サイド攻撃に関して言えば、一番のカギを握るのが左アウトサイドの西紀寛だろう。今の磐田は右の河村崇大がやや守備的、右の西が攻撃的になることでバランスを取っている。西のスピード、神出鬼没な動き、裏を取る駆け引きのうまさは日本代表のジーコ監督も高く評価している。こうした動きに加え、中央にピンポイントで合わせるクロスを入れることができれば、得点チャンスはグッと増える。もちろん河村も「積極的に攻めに絡みたい」と意気込んでいる。彼ら2人がどれだけ主導権を握れるかで試合展開も大きく変わってくるはずだ。

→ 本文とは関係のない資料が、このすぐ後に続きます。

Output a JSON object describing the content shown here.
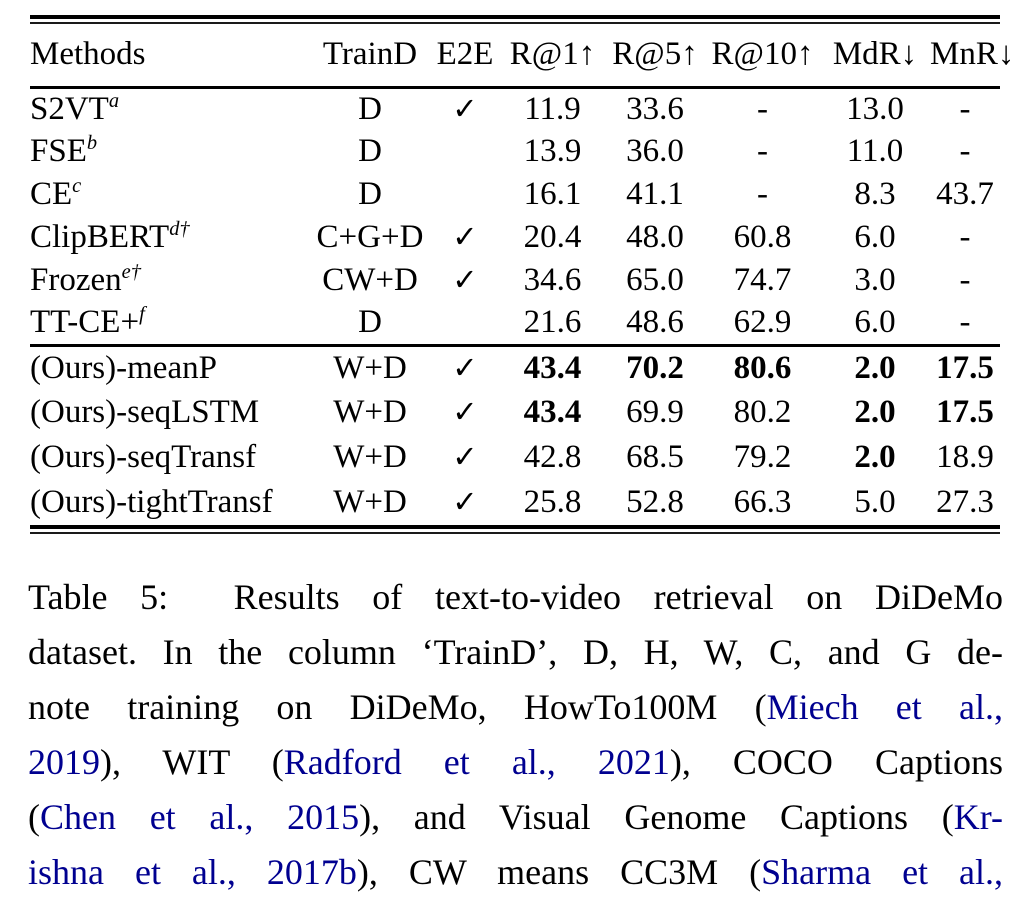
{
  "colors": {
    "text": "#000000",
    "citation_link": "#000090",
    "rule": "#000000",
    "background": "#ffffff"
  },
  "table": {
    "check_symbol": "✓",
    "dash_symbol": "-",
    "columns": [
      "Methods",
      "TrainD",
      "E2E",
      "R@1↑",
      "R@5↑",
      "R@10↑",
      "MdR↓",
      "MnR↓"
    ],
    "baseline_rows": [
      {
        "method": "S2VT",
        "sup": "a",
        "traind": "D",
        "e2e": true,
        "values": [
          "11.9",
          "33.6",
          "-",
          "13.0",
          "-"
        ],
        "bold": [
          false,
          false,
          false,
          false,
          false
        ]
      },
      {
        "method": "FSE",
        "sup": "b",
        "traind": "D",
        "e2e": false,
        "values": [
          "13.9",
          "36.0",
          "-",
          "11.0",
          "-"
        ],
        "bold": [
          false,
          false,
          false,
          false,
          false
        ]
      },
      {
        "method": "CE",
        "sup": "c",
        "traind": "D",
        "e2e": false,
        "values": [
          "16.1",
          "41.1",
          "-",
          "8.3",
          "43.7"
        ],
        "bold": [
          false,
          false,
          false,
          false,
          false
        ]
      },
      {
        "method": "ClipBERT",
        "sup": "d†",
        "traind": "C+G+D",
        "e2e": true,
        "values": [
          "20.4",
          "48.0",
          "60.8",
          "6.0",
          "-"
        ],
        "bold": [
          false,
          false,
          false,
          false,
          false
        ]
      },
      {
        "method": "Frozen",
        "sup": "e†",
        "traind": "CW+D",
        "e2e": true,
        "values": [
          "34.6",
          "65.0",
          "74.7",
          "3.0",
          "-"
        ],
        "bold": [
          false,
          false,
          false,
          false,
          false
        ]
      },
      {
        "method": "TT-CE+",
        "sup": "f",
        "traind": "D",
        "e2e": false,
        "values": [
          "21.6",
          "48.6",
          "62.9",
          "6.0",
          "-"
        ],
        "bold": [
          false,
          false,
          false,
          false,
          false
        ]
      }
    ],
    "ours_rows": [
      {
        "method": "(Ours)-meanP",
        "sup": "",
        "traind": "W+D",
        "e2e": true,
        "values": [
          "43.4",
          "70.2",
          "80.6",
          "2.0",
          "17.5"
        ],
        "bold": [
          true,
          true,
          true,
          true,
          true
        ]
      },
      {
        "method": "(Ours)-seqLSTM",
        "sup": "",
        "traind": "W+D",
        "e2e": true,
        "values": [
          "43.4",
          "69.9",
          "80.2",
          "2.0",
          "17.5"
        ],
        "bold": [
          true,
          false,
          false,
          true,
          true
        ]
      },
      {
        "method": "(Ours)-seqTransf",
        "sup": "",
        "traind": "W+D",
        "e2e": true,
        "values": [
          "42.8",
          "68.5",
          "79.2",
          "2.0",
          "18.9"
        ],
        "bold": [
          false,
          false,
          false,
          true,
          false
        ]
      },
      {
        "method": "(Ours)-tightTransf",
        "sup": "",
        "traind": "W+D",
        "e2e": true,
        "values": [
          "25.8",
          "52.8",
          "66.3",
          "5.0",
          "27.3"
        ],
        "bold": [
          false,
          false,
          false,
          false,
          false
        ]
      }
    ]
  },
  "caption": {
    "lines": [
      [
        {
          "t": "Table 5:  Results of text-to-video retrieval on DiDeMo",
          "link": false
        }
      ],
      [
        {
          "t": "dataset. In the column ‘TrainD’, D, H, W, C, and G de-",
          "link": false
        }
      ],
      [
        {
          "t": "note training on DiDeMo, HowTo100M (",
          "link": false
        },
        {
          "t": "Miech et al.,",
          "link": true
        }
      ],
      [
        {
          "t": "2019",
          "link": true
        },
        {
          "t": "), WIT (",
          "link": false
        },
        {
          "t": "Radford et al., 2021",
          "link": true
        },
        {
          "t": "), COCO Captions",
          "link": false
        }
      ],
      [
        {
          "t": "(",
          "link": false
        },
        {
          "t": "Chen et al., 2015",
          "link": true
        },
        {
          "t": "), and Visual Genome Captions (",
          "link": false
        },
        {
          "t": "Kr-",
          "link": true
        }
      ],
      [
        {
          "t": "ishna et al., 2017b",
          "link": true
        },
        {
          "t": "), CW means CC3M (",
          "link": false
        },
        {
          "t": "Sharma et al.,",
          "link": true
        }
      ]
    ]
  }
}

ダイレクトプレーに関しては、すでにチーム全体が高い意識を持っている。左DFの菊地直哉も「相手は細かいパスを回してくるから、あまり出すぎずにボールを奪って、その後を速くしたい。速いカウンターはかなり有効だと思う」と見る。選手たちの前からプレスをかけようという共通意識も高い。リスタートを取りにいく強引さにしても同様だ。若い選手たちが多く、ショートパスをつなぐ東京ヴェルディ1969には、あえて相手のミスを誘うような戦い方が有効かもしれない。

新指揮官は今、こうしたディテールを1つ1つ積み重ねている。「天皇杯はアジアチャンピオンズリーグ、世界クラブ選手権の通過点」という認識をしっかりと持っているからだ。アテネ五輪でまざまざと「差」を突きつけられた世界に再チャレンジするには、国内タイトルを取り、アジアで勝ち続けるしかない。この野望を果たすために、山本監督はエースナンバー10をつける藤田俊哉を控えに回すという大胆な作戦も取ったほどだ。中山雅史、川口信男という3人の切り札を作っておけば、イザという時に困ることはない。実際、準決勝・浦和レッズ戦でも途中出場した藤田が試合の流れをガラリと変え、同点弾を叩き込んでいる。藤田本人が「先発で出たい」と主張しても、「自分の考えを貫く頑固さ」と「勝負への強い意欲」が、今の山本監督からは強く感じられる。

ある意味、明日の天皇杯決勝は、指揮官がここまで積み重ねたサッカー哲学の集大成になるゲームといえるだろう。「2004年はホント、激動の1年だった。このシーズンを何とかいい形で締めくくりたいね」と笑顔で話す山本監督は、再び世界への扉を開く勝利を手にできるのだろうか……。明日はチャレンジャー精神を前面に出す指揮官の采配に大いに注目したい。